Health 70 Manna 120 Stamina 30
Strength 5 Agility 8 Vitality 4
Spells; Imitate level 2 Distort level 1
Fear level 2 Fury level 2
[I was very pleased with ‘Fury’ it was the only spell in my roster that actually had some offensive ability, and unlike ‘Fear’ Fury could work on creatures of any level. ‘Fear level 2’ would fail on any creature over level 10, on the other hand ‘Fury level 2’ would not fail because of a creature’s level; it could fail for other reasons, or just be very weak. Fear and Fury were both emotional illusions- they made the target mistake some orderly emotion for the cast one- this made them unpredictable. But I still thought they were better than Imitate and Distort which were sensory illusions.]
Feeling a little better about myself I got up and walked, unsteadily to the table. How long would it take to complete the mirror? I had no idea. But when you came down to it the very concept of time down here was vague at best.
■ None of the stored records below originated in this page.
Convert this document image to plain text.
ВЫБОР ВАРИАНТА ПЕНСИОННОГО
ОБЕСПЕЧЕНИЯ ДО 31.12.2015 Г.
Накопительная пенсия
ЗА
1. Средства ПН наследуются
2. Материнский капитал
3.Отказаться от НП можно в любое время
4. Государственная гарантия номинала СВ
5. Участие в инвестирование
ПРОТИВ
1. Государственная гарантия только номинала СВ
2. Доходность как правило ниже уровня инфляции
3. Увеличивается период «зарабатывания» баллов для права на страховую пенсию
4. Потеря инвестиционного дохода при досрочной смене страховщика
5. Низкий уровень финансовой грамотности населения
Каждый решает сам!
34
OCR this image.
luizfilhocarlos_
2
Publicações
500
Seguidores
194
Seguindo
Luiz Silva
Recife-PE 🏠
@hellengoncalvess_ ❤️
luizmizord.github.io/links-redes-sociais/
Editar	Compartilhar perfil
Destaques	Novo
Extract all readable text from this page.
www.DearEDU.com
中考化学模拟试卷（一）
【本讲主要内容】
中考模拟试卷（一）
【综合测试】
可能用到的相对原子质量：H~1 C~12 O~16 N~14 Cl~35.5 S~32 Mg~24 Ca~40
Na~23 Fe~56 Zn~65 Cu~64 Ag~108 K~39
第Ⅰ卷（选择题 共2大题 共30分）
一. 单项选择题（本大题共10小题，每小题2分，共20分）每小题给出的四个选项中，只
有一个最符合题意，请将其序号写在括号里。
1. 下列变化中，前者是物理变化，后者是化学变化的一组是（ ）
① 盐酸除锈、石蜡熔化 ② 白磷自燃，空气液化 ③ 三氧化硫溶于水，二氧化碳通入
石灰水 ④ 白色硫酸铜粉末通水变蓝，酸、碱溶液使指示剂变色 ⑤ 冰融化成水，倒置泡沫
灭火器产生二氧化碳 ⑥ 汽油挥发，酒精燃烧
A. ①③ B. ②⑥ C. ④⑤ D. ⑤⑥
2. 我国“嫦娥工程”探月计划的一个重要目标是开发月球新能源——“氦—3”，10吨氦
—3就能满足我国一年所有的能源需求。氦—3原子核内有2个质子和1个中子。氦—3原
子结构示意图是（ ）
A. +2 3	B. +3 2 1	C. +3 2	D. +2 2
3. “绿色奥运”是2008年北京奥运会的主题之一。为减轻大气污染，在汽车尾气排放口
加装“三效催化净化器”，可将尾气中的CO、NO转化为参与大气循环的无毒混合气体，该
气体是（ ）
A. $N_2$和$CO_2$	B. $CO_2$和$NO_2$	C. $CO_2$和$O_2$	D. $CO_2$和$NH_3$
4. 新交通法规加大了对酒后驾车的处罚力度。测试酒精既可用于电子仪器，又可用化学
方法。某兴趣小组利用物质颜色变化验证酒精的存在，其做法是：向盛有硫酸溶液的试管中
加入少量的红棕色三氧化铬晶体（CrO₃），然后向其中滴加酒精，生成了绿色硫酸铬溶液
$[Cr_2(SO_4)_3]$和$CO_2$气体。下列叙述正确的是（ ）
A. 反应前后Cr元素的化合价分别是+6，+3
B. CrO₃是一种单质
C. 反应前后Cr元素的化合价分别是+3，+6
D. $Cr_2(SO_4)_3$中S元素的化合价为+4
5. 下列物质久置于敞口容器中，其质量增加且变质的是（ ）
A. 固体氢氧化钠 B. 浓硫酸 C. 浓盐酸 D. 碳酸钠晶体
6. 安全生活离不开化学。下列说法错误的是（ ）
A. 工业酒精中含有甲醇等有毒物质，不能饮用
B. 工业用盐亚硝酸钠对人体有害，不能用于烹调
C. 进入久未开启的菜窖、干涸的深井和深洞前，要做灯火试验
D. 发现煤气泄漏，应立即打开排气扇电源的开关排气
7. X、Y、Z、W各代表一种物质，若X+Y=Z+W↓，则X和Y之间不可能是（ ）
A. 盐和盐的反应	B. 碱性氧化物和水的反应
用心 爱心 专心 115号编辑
My perception of time was hopelessly inaccurate, I just kept working until I couldn’t take it anymore; until I couldn’t stand looking at one more shard! I stood up; I didn’t want to risk seeing my father again. So, instead of eating another flower I went for a walk round the garden. All the while keeping an eye out for the stray glint that betrayed the presence of mirror shards. I walked, at one point I found a piece of mirror no bigger than my little finger nail, I picked it up and then walked on. I walked until I was fed up with it, then, at last I gave in and picked another flower, and ate it!